Let's perform the polynomial subtraction step-by-step using the expression \((2x^2 + 6x + 1) - (3x^2 + 3x + 9)\):
1. Distribute the negative sign across the second polynomial:
\[
(2x^2 + 6x + 1) - (3x^2 + 3x + 9) = 2x^2 + 6x + 1 - 3x^2 - 3x - 9
\]
2. Combine like terms:
- For \(x^2\) terms: \(2x^2 - 3x^2 = -1x^2\) (or \(-x^2\))
- For \(x\) terms: \(6x - 3x = 3x\)
- For constant terms: \(1 - 9 = -8\)
3. Putting it all together, we get:
\[
-x^2 + 3x - 8
\]
Now, let's compare this result to the provided examples:
1. **Example 1:** \( (2x^2 + 6x + 1) - (3x^2 + 3x + 9) = x^2 + 3x + 8 \) (Incorrect)

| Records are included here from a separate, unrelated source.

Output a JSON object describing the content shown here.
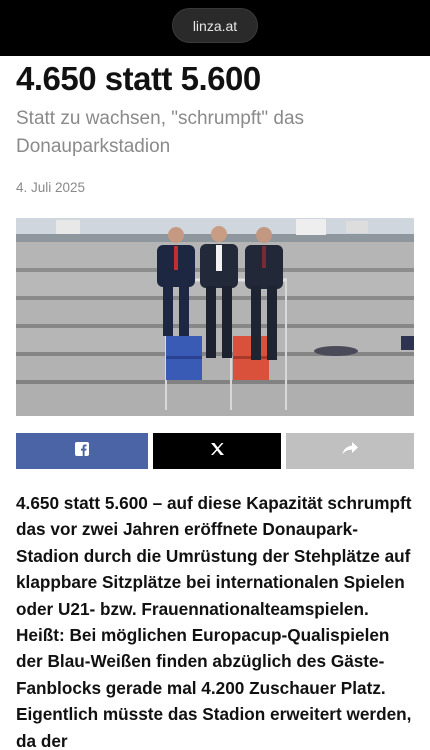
{
  "browser": {
    "url": "linza.at"
  },
  "article": {
    "headline": "4.650 statt 5.600",
    "subheadline": "Statt zu wachsen, \"schrumpft\" das Donauparkstadion",
    "date": "4. Juli 2025",
    "body": "4.650 statt 5.600 – auf diese Kapazität schrumpft das vor zwei Jahren eröffnete Donaupark-Stadion durch die Umrüstung der Stehplätze auf klappbare Sitzplätze bei internationalen Spielen oder U21- bzw. Frauennationalteamspielen. Heißt: Bei möglichen Europacup-Qualispielen der Blau-Weißen finden abzüglich des Gäste-Fanblocks gerade mal 4.200 Zuschauer Platz. Eigentlich müsste das Stadion erweitert werden, da der"
  },
  "share": {
    "facebook_icon": "facebook-icon",
    "x_icon": "x-icon",
    "share_icon": "share-arrow-icon",
    "colors": {
      "facebook": "#4a64a5",
      "x": "#000000",
      "share": "#c0c0c0"
    }
  },
  "photo": {
    "icon": "stadium-photo"
  }
}
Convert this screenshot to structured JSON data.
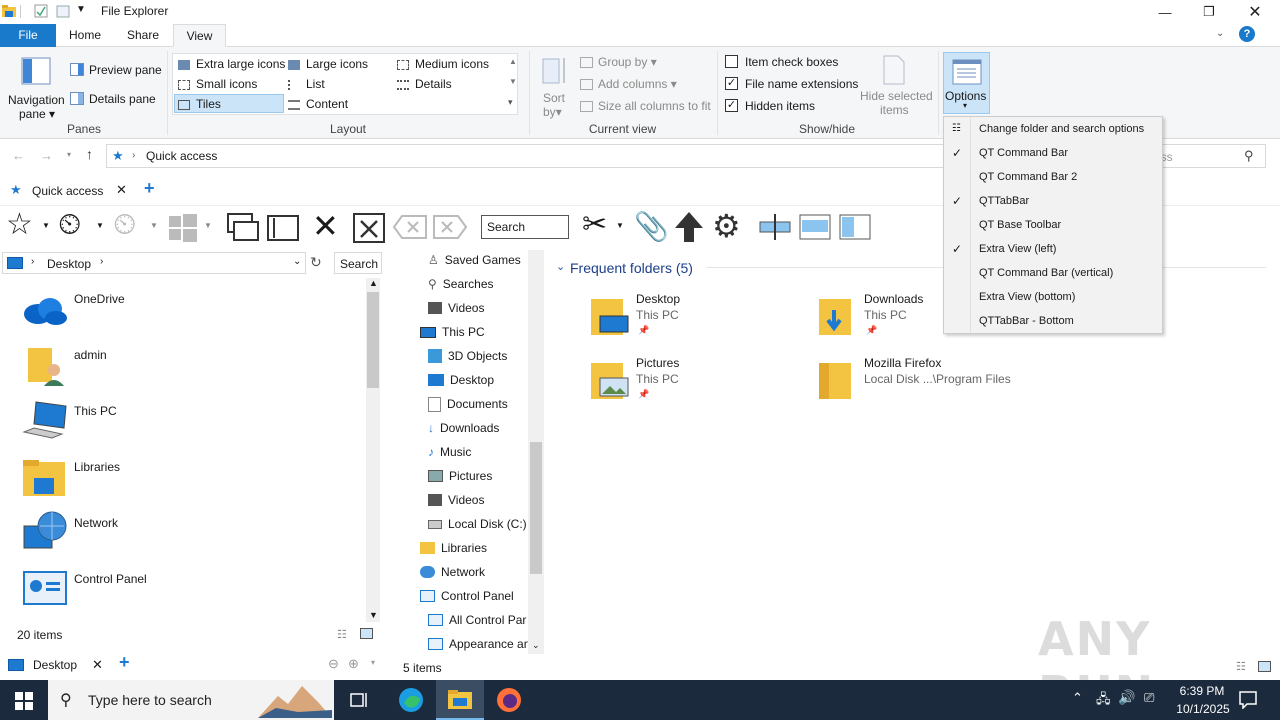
{
  "window": {
    "title": "File Explorer"
  },
  "ribbon_tabs": [
    "File",
    "Home",
    "Share",
    "View"
  ],
  "panes_group": {
    "nav_pane": "Navigation",
    "nav_pane2": "pane",
    "preview": "Preview pane",
    "details": "Details pane",
    "label": "Panes"
  },
  "layout_group": {
    "items": [
      "Extra large icons",
      "Large icons",
      "Medium icons",
      "Small icons",
      "List",
      "Details",
      "Tiles",
      "Content"
    ],
    "label": "Layout"
  },
  "current_view_group": {
    "sort": "Sort",
    "sort2": "by",
    "group_by": "Group by",
    "add_columns": "Add columns",
    "size_cols": "Size all columns to fit",
    "label": "Current view"
  },
  "showhide_group": {
    "item_checks": "Item check boxes",
    "ext": "File name extensions",
    "hidden": "Hidden items",
    "hide_sel": "Hide selected",
    "hide_sel2": "items",
    "label": "Show/hide"
  },
  "options": {
    "label": "Options"
  },
  "address": {
    "location": "Quick access",
    "search_placeholder": "ess"
  },
  "qt_tab": {
    "label": "Quick access"
  },
  "cmd_search": "Search",
  "left_pane": {
    "path": "Desktop",
    "search": "Search I",
    "items": [
      "OneDrive",
      "admin",
      "This PC",
      "Libraries",
      "Network",
      "Control Panel"
    ],
    "count": "20 items",
    "bottom_tab": "Desktop"
  },
  "tree": [
    "Saved Games",
    "Searches",
    "Videos",
    "This PC",
    "3D Objects",
    "Desktop",
    "Documents",
    "Downloads",
    "Music",
    "Pictures",
    "Videos",
    "Local Disk (C:)",
    "Libraries",
    "Network",
    "Control Panel",
    "All Control Par",
    "Appearance an"
  ],
  "content": {
    "header": "Frequent folders (5)",
    "folders": [
      {
        "name": "Desktop",
        "sub": "This PC"
      },
      {
        "name": "Downloads",
        "sub": "This PC"
      },
      {
        "name": "Pictures",
        "sub": "This PC"
      },
      {
        "name": "Mozilla Firefox",
        "sub": "Local Disk ...\\Program Files"
      }
    ],
    "status": "5 items"
  },
  "dropdown": {
    "items": [
      {
        "label": "Change folder and search options",
        "checked": false
      },
      {
        "label": "QT Command Bar",
        "checked": true
      },
      {
        "label": "QT Command Bar 2",
        "checked": false
      },
      {
        "label": "QTTabBar",
        "checked": true
      },
      {
        "label": "QT Base Toolbar",
        "checked": false
      },
      {
        "label": "Extra View (left)",
        "checked": true
      },
      {
        "label": "QT Command Bar (vertical)",
        "checked": false
      },
      {
        "label": "Extra View (bottom)",
        "checked": false
      },
      {
        "label": "QTTabBar - Bottom",
        "checked": false
      }
    ]
  },
  "taskbar": {
    "search": "Type here to search",
    "time": "6:39 PM",
    "date": "10/1/2025"
  },
  "watermark": "ANY RUN"
}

2. **Example 2:** \( (2x^2 + 6x + 1) - (3x^2 + 3x + 9) = 5x^2 + 9x + 10 \) (Incorrect)
3. **Example 3:** \( (2x^2 + 6x + 1) - (3x^2 + 3x + 9) = -x^2 + 3x - 8 \) (Correct)
4. **Example 4:** \( (2x^2 + 6x + 1) - (3x^2 + 3x + 9) = -5x^2 + 3x - 8 \) (Incorrect)
Thus, the correct example demonstrating polynomial subtraction is:
\((2x^2 + 6x + 1) - (3x^2 + 3x + 9) = -x^2 + 3x - 8\).